New analysis typically builds on existing concepts by attaching new data to data that has already been modeled. It’s typical to start with your application database or shopping cart, and then spider outwards into other data systems: event tracking, customer success, advertising, email, etc. As you bring each one of these systems into your pipeline and your data model, you’ll need at least one key to join the data in.
It seems like that would be fairly straightforward, but often it just isn’t. Here are some examples:
- You’re registering your trial signups as leads in your Salesforce instance, but the web form on the marketing site that submits to Salesforce doesn’t have the user’s account number at that point in the flow. No key!
- Your event tracking only shows 15,000 identified users over the past week but your application database is confident that there have been 20,000 users logging in over the same time period. The user identification code for your event tracking pipeline is “leaky”—some identify calls are missing! Which ones?

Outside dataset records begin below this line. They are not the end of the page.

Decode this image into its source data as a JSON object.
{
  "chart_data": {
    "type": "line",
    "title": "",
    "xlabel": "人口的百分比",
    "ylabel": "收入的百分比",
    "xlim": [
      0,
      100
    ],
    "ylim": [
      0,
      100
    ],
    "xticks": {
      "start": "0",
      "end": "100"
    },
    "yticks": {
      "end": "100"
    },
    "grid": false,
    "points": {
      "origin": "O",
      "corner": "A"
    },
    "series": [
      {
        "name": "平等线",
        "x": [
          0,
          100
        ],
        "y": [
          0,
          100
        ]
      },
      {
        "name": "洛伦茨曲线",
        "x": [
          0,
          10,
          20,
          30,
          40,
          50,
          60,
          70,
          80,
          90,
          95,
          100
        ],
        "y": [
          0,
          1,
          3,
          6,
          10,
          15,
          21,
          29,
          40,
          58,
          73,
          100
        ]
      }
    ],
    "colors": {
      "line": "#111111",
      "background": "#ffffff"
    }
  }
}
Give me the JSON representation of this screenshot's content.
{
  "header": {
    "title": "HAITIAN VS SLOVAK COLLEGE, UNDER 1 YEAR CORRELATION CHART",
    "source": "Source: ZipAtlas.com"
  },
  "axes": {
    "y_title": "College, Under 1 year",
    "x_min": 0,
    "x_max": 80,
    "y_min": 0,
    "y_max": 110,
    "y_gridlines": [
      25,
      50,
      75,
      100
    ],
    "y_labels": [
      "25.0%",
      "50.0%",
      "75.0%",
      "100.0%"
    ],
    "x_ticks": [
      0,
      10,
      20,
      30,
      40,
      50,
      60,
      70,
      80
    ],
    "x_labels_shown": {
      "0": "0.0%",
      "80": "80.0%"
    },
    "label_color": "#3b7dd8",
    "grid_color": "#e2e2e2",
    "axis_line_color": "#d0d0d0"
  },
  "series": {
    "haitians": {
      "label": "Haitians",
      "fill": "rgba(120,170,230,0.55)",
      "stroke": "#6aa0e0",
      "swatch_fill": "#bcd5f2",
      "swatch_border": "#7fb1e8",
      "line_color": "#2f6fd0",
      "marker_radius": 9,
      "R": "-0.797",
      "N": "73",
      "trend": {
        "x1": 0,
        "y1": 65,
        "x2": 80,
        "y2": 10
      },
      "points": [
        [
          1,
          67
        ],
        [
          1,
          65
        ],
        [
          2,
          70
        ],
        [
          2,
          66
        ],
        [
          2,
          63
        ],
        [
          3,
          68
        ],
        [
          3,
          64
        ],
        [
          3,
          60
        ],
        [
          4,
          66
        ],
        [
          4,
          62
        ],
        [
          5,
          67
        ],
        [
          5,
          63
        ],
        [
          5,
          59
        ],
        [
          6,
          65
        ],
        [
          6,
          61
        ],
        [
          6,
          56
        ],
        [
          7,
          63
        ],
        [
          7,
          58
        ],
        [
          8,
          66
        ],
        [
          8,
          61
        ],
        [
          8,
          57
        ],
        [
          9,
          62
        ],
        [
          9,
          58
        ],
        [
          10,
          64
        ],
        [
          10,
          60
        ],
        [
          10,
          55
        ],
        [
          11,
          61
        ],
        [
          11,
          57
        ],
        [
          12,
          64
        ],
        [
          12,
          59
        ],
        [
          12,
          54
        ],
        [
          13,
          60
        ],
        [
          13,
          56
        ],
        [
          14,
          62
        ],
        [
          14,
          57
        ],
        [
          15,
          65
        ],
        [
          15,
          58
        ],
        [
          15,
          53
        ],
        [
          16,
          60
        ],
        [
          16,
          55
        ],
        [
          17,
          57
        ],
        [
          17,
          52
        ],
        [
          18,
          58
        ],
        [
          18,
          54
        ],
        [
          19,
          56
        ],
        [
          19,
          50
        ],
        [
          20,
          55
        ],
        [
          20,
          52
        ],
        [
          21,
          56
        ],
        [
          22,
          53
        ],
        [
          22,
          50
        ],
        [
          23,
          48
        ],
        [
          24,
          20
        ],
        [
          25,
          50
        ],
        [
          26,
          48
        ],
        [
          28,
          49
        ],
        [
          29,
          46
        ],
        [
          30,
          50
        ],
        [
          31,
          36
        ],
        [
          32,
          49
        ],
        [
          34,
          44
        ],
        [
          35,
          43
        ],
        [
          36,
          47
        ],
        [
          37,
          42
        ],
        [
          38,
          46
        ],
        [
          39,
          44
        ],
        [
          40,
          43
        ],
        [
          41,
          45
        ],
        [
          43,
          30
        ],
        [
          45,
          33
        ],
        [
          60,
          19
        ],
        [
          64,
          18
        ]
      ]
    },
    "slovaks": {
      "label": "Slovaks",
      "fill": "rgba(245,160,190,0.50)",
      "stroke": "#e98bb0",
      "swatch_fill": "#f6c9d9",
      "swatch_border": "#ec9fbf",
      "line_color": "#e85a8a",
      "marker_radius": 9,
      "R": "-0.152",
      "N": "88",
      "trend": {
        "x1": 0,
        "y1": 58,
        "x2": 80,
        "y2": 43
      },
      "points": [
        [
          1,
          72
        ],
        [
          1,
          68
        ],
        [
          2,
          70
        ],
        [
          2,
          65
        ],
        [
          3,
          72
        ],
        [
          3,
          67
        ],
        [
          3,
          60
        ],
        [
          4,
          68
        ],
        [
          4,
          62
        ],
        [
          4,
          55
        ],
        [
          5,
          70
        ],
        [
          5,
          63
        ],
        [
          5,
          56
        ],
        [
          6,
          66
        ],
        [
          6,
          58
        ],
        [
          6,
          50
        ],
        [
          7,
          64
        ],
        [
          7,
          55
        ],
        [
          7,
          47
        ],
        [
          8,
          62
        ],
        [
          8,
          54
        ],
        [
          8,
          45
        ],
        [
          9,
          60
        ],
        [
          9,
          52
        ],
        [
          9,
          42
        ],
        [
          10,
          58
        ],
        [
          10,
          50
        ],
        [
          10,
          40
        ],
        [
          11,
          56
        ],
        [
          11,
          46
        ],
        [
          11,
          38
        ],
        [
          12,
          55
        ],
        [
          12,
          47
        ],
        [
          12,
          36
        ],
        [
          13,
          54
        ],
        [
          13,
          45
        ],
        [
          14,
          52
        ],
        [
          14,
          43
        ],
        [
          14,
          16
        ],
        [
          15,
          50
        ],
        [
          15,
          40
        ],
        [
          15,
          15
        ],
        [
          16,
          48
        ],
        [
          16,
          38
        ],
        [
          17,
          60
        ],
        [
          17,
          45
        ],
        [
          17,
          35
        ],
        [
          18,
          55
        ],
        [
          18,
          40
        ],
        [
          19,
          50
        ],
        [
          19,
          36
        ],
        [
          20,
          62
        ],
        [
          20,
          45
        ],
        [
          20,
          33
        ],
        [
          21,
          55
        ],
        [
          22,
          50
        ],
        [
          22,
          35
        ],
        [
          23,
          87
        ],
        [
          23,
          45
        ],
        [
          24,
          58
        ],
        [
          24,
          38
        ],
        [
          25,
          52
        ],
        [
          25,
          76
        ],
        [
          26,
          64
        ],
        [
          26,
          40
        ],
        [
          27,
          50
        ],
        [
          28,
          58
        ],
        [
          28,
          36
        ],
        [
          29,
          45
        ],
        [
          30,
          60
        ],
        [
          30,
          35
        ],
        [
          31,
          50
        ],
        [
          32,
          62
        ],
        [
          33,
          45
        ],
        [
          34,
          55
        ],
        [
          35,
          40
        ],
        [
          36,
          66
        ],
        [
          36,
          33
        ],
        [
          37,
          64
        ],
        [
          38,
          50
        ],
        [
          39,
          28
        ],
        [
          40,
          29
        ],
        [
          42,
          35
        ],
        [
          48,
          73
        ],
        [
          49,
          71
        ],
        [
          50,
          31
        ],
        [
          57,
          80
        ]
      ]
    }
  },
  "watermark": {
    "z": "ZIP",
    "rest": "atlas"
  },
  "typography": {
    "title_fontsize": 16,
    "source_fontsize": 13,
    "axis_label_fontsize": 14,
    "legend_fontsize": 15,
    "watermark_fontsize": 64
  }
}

- You want to track customer acquisition cost (CAC) across your entire funnel, starting with ad spend. But when you go to integrate your data from your various ad sources, you realize that the marketing team hasn’t been adding URL parameters to the links they’ve been using! Without these parameters, you have no way of joining data from the rest of your warehouse to the advertising cost data.
This stuff happens constantly, and knowing where to look for problems before you hit them is absolutely critical. If you’re missing a key between two systems, it can stop an entire analytics project dead in its tracks, because often a) adding the key involves bringing in stakeholders from other parts of the org, and b) there is no way to retroactively get the data.
Make sure to check your keys before diving in. If they’re missing, go through the effort of working with the stakeholders to create them. This “process instrumentation” is a critical part of what makes a great analytics engineer: you can’t always expect that business processes will naturally spit out the data you need and sometimes you’ll need to roll up your sleeves and make sure it gets gathered.
Know the answers before you dive in
As a consultant, I have to have a strong process: if I mis-scope a sprint, it probably means that I’m not going to be getting enough sleep over the coming two weeks. Or maybe it means that we lose $$ on the project—the stakes are real. That’s why I (and everyone at Fishtown) is so focused on being good at scoping.
On an internal data team, the stakes are just as high, but the feedback typically isn’t as clear or immediate. Your stakeholders will notice if you consistently miss deadlines or fail to deliver key results, they just might not say anything to you. It’s often hard to give direct feedback to colleague —when’s the last time you said something like “Your team’s miss on that deadline led me to miss my committed OKR for the quarter and I’m pissed.”?
Even if it isn’t made explicit, consistent failure by a data team to deliver predictable outcomes damages trust and thereby damages the team’s ability to make an impact on the larger org. Avoid this outcome by identifying issues during the scoping phase of a project and by communicating limitations of your approach with stakeholders.